ドクダミという名前から何となく毒のある草のように思えるが、事実はその反対、『十薬』という別名があるくらい、内服薬としては胃腸病、食あたり、便秘、利尿、高血圧・動脈硬化の予防などに効能があり、さらにすり潰した物を貼ると湿疹、かぶれ、水虫、汗疹などにも効くまさに十薬なのである。
しかし、地下茎で増える植物のため、竹や葛同様に蔓延り、さらに葉や茎などからあの独特の臭いを放つ。臭いの主成分はアセトアルデヒドなのだが、駆除してみると分かるが作業中もその臭いには参ってしまう。

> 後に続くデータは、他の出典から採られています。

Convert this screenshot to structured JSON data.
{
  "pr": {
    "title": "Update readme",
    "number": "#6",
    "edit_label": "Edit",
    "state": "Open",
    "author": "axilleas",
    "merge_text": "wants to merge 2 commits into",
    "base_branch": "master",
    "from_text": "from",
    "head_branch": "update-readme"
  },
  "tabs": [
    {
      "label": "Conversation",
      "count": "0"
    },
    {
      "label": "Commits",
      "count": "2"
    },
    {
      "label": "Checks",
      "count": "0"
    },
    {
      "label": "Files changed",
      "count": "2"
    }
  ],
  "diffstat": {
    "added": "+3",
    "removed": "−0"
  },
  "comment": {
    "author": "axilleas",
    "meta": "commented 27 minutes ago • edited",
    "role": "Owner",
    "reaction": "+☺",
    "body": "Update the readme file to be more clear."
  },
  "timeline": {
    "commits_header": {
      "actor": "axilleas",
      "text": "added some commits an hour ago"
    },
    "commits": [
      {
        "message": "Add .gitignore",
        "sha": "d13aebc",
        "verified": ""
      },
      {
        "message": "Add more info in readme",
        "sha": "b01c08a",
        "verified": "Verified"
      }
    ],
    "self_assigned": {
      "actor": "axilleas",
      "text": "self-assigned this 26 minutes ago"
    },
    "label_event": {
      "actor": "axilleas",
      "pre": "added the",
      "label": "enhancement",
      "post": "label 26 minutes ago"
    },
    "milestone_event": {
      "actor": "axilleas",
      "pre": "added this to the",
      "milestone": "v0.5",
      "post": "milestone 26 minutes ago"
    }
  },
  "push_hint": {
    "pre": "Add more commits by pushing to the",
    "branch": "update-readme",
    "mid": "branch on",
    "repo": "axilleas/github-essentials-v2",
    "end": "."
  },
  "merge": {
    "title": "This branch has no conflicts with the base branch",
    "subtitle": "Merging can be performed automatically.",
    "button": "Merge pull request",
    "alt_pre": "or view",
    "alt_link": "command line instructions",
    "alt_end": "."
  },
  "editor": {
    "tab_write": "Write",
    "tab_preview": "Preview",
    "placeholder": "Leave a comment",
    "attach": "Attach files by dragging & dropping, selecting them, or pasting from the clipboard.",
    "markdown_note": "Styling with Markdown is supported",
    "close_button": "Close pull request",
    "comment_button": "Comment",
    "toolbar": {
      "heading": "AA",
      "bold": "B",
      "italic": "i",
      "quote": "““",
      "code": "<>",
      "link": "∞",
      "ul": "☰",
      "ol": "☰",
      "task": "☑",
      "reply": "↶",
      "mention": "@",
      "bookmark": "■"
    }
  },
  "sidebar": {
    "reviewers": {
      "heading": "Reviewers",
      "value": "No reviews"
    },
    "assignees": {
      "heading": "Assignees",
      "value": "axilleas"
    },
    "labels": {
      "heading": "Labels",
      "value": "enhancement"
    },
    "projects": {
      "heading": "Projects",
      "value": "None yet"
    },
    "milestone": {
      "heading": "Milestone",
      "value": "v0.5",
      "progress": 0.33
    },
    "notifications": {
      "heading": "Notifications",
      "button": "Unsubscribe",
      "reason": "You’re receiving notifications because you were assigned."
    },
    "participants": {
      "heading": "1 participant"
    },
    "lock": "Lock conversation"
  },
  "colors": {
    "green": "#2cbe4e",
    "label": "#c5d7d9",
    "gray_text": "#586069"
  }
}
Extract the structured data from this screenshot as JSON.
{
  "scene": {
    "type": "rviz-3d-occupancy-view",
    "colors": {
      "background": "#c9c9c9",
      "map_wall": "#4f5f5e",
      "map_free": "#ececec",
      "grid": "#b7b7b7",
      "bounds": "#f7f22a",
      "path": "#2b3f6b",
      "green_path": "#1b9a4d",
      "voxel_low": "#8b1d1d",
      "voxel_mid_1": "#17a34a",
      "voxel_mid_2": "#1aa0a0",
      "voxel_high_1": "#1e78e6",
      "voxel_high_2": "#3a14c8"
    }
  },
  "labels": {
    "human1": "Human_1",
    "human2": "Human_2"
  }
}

『良薬口に苦し』という言葉があるが、こちらは『良薬、鼻に難し』という感じである。葉は先の尖っていて、縁がやや紫色であり、そこから花が伸びてきて十字形の4枚の花弁をもつ白い花(実は総苞)、先には円柱状の花序がつき、小さな黄色い花を咲かせる。次第に花は茶色くなるが、果実は付かない。あくまで地下茎で増殖していくのである。
6月13日の朝日新聞天声人語に川端茅舎の『どくだみや真昼の闇に白十字』という句が掲載されていたがまさにこの通り、日当たりが良くない闇に咲く花はインパクトがある。